Panorama

Introduction

Il y aura des rivières enchantées, des toboggans géants, des châteaux hantés et des montagnes magiques. Pour y être employé, il faudra prouver que l'on peut conserver indéfiniment le sourire. Un sourire aussi radieux que celui qu'arborèrent, le 18 décembre, sous le flash des photographes, le Premier ministre socialiste Laurent Fabius et le président du Conseil régional de l'Île-de-France, le RPR Michel Giraud. Pour accueillir Mickey, Donald et Blanche-Neige à Marne-la-Vallée (25 000 emplois seront créés en 10 ans), « l'État socialiste » et la « Région gaulliste » surent ensemble parler d'une seule voix avenante. Nul esprit chagrin n'osa se plaindre que le premier grand espace de loisir français ne fût placé sous le signe des Gaulois piailleurs d'Astérix. Il est vrai que chez Walt Disney Inc. on ne badine pas avec le sourire et c'est à l'enchanteur défunt d'Hollywood que la France a dû de vivre, le mercredi 18 décembre, une journée de consensus.

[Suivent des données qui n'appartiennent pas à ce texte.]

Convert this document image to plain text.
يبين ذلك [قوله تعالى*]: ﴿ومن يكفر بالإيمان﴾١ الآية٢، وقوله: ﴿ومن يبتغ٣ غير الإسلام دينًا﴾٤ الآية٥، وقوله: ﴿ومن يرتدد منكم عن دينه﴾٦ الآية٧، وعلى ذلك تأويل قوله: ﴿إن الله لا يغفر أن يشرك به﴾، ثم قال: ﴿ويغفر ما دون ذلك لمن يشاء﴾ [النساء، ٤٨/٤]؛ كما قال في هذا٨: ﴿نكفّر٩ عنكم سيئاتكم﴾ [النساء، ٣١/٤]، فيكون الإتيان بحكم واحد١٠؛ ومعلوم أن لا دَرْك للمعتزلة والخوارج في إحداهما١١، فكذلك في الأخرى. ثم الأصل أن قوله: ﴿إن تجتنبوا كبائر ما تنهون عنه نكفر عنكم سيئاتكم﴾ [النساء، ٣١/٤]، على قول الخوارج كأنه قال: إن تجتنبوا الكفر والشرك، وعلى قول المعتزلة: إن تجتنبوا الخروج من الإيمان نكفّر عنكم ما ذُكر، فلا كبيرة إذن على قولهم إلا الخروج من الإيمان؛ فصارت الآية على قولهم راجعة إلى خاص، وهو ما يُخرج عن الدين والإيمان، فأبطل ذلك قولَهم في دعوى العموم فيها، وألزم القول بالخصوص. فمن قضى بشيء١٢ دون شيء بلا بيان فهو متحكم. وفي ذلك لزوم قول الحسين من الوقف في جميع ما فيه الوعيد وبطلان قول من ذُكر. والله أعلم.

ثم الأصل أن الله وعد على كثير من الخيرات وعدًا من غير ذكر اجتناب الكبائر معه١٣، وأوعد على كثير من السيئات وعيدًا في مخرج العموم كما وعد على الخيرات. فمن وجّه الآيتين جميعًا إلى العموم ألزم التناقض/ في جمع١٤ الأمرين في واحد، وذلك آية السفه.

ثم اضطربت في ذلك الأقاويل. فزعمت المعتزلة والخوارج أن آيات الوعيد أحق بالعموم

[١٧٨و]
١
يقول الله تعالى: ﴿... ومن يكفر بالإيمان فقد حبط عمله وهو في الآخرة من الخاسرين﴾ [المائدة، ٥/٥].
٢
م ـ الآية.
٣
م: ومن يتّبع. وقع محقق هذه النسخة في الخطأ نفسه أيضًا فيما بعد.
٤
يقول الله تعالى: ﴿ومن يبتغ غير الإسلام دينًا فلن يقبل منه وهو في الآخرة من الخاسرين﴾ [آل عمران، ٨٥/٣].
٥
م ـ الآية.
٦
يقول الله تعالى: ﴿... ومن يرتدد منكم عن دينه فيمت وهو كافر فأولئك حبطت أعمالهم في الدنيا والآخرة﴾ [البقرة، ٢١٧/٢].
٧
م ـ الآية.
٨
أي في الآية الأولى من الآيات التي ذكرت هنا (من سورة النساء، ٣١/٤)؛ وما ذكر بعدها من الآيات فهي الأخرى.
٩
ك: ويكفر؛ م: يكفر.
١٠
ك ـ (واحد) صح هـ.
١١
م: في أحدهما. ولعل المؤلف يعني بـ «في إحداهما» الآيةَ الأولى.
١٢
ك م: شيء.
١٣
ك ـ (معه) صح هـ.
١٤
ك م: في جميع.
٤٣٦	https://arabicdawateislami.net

Ce fut bien, dans une année politique riche en anathèmes, la seule. Deux jours plus tard, tout rentrait dans l'ordre : une grève sauvage de la RATP jetait les Parisiens dans les rues ; l'épicerie de luxe Fauchon brûlait, et, à Nantes, des prévenus tenaient en joue, sous l'œil complaisant des caméras, leurs juges. De quoi permettre à la droite de dénoncer le désordre et le laxisme de la gauche et à la gauche de se poser en défenseur des libertés. Jamais autant qu'en ces derniers jours d'année préélectorale, la France ne parut autant coupée en deux blocs irréconciliables.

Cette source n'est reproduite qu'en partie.